Kumbarasında biriktirdiği paraları birine vermek ya da bir kuruma bağışlamak bir çocuğun başkalarına yardım etmeyi öğrenmesi için güzel bir başlangıç olabilir. Çocuğun kendi sosyal çevresindeki insanların, belki bir komşunun ihtiyacını çocukla beraber gidermek ya da birilerine yiyecek götürmek veya yardım etmenin hissettirdiği duyguları çocuğun da yaşamasını sağlar. Yaşadığı evini, sınıfını ve çevresi temiz tutmaya çalışmak ve çöpleri toplamak, bir yardım kuruluşuna birlikte bağışta bulunmak ya da insanlara vakıflar yoluyla kıyafet dağıtımında bulunmak çevre bilincini aşılarken topluma ve gelecek nesillere faydalı olmanın önemini de öğreten basit ama etkili faaliyetlerdir. Aileler çocuğa, her çocuğun oyuncaklara ve giysilere erişim imkânı olmadığını anlatarak, kendi giysilerinden ve oyuncaklarından vermeyi teşvik ederek işe başlayabilir. Böylece çocuk, empati kurarak cömert ve paylaşımcı olmayı öğrenecektir. Hayvanları beslemek, bir hayvan barınağında gönüllü olmak hem çocuğa hayvan sevgisini aşılaması hem de çocuğun heyecan duyacağı bir yardımda bulunması açısında faydalı bir aktivite olabilir. Yardım eli uzatmak kadar eğlenceye de odaklanmak, arkadaşların birlikte çalışmasına müsaade etmek, en çok ilgilendikleri ve keyif aldıkları görevleri seçmelerine izin vermek, sosyal becerilerinin gelişmesi yönünde onları yönlendirmek ve sıklıkla olumlu geri dönüşlerde bulunmak genç gönüllülerin bu faaliyetler içerisinde kendilerini daha iyi hissetmelerini ve heyecanla işe devam etmelerini sağlar.
NASIL TEŞVİK EDİLİR?
Bir çocuğa karşılık beklemeden vermeyi öğretmenin en etkili yolu, önce ailelerin gönüllüğü alışkanlık haline getirerek hayatın bir parçası yapmalarıdır aslında. Çocuğa örnek olmak ve çocuğun gözlemleyerek öğrenmesini sağlamak kadar ona gönüllülüğün ne olduğunu, neden bu kadar önem teşkil ettiğini, hangi amaçlar doğrultusunda bu işleri yaptıklarını, insanlara ve topluma ne gibi bir faydası olduğunu anlatmakla işe devam edilebilir.

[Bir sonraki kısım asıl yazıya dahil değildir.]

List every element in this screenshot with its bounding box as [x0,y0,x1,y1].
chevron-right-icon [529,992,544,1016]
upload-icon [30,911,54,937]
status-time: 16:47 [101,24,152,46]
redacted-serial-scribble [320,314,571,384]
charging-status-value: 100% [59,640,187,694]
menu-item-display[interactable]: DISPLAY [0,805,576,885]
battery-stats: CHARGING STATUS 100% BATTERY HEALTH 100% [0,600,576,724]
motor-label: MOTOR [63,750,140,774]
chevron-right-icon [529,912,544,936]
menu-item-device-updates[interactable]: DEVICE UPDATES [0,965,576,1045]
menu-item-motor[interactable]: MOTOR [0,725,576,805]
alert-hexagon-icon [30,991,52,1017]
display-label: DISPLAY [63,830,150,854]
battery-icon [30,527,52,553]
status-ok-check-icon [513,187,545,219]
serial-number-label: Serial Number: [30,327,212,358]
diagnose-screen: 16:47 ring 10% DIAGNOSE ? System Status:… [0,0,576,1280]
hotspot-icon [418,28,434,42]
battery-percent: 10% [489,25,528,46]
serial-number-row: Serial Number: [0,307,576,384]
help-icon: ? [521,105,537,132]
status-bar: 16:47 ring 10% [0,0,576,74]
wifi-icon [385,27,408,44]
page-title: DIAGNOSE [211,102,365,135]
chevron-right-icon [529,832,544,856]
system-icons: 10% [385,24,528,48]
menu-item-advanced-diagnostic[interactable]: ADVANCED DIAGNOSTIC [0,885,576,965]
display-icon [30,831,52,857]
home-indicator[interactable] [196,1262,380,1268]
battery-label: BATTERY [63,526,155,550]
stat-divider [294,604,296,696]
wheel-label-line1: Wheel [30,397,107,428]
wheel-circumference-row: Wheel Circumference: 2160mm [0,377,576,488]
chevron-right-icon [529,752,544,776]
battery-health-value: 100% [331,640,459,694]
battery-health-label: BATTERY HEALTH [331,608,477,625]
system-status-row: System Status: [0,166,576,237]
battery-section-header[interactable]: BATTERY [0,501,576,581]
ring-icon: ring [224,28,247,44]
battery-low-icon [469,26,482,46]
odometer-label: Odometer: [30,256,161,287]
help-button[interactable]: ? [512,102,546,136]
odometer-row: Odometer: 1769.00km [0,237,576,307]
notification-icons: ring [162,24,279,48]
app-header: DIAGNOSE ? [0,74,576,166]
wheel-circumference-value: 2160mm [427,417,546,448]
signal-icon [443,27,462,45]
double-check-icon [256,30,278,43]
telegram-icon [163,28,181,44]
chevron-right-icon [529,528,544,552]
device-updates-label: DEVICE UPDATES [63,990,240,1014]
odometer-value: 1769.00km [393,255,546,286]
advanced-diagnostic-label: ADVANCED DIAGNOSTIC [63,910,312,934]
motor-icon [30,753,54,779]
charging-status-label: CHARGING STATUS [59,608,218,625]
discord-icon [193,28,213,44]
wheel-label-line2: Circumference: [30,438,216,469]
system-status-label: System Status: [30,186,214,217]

Ailelerin bizzat kendilerinin bu faaliyetlerde yer alıp çocuklara ve gençlere rol model olmasının yanı sıra, bu yaş grubunun okuldaki sosyal kulüplere ya da hafta sonu gidilebilecek kurslara katılmaları da yine gönüllülük aktivitelerine hevesle dahil olmaları yönünde oldukça güçlü bir etkiye sahip olabilir. Çünkü gönüllülük aynı zamanda çocuğun veya gencin kendi yaşıtlarıyla vakit geçirmesinin, yeni arkadaşlar edinmesinin ve birlikte faydalı uğraşlarda bulunmalarının en güzel yollarından biri. Ayrıca pek çok lise ve üniversite öğrencisinin genç staj yapmak, kariyerine erken başlamak ve iş hayatında aktif bir şekilde rol almak istediğini biliyoruz. Bu gibi yardım organizasyonları bu kişilere burs ve staj imkânı verirken organize etmek ve yönetme yeteneğini kazandırır, hedefledikleri kariyer planları için oldukça faydalı bir referans olabilir.
Özellikle Z kuşağı olarak tanımlanan en büyüğü 20’li yaşların henüz başında olan ve oldukça meraklı, soru sormaktan çekinmeyen ve sorgulayan bu çocuk ve genç grubunu gönüllüğe teşvik etmek için uzmanı oldukları sosyal medya kullanımına öncelik verilebilir. Bu grubun dikkat kesilmesi istenen konuyu önemsemeleri için konunun nedenleriyle anlatılması ve onlara bir amaç verilmesi atılacak sağlam adımlardandır. Kâr amacı gütmeyen bir kuruluşta gönüllü faaliyetlerde bulunmanın yardım edilecek kişi ya da gruplara nasıl olumlu etkisi olacağı, nasıl fark yaratabildikleri anlatıldıktan sonra gençler ikna olmakta zorlanmayacaklar ve başkalarının deneyimlerini gördükten sonra kendileri de heyecanla ve istekle katılacaklardır.
Gönüllülük genellikle ekip çalışması, iyi iletişim, baskı altında sorun çözme ve liderlik becerilerini geliştirme fırsatlarını içerir. Gönüllülük, özellikle yaşı daha genç olanlar için arkadaşlarla yapıldığında çok daha eğlenceli olur. Bu nedenle birisi bir faaliyete dahil olduğunda, genellikle arkadaşlarının da kaydolmalarını ister ve bu, arkadaşlık ilişkileri ile güven duygusunun pekiştirilmesi için de güzel bir fırsattır.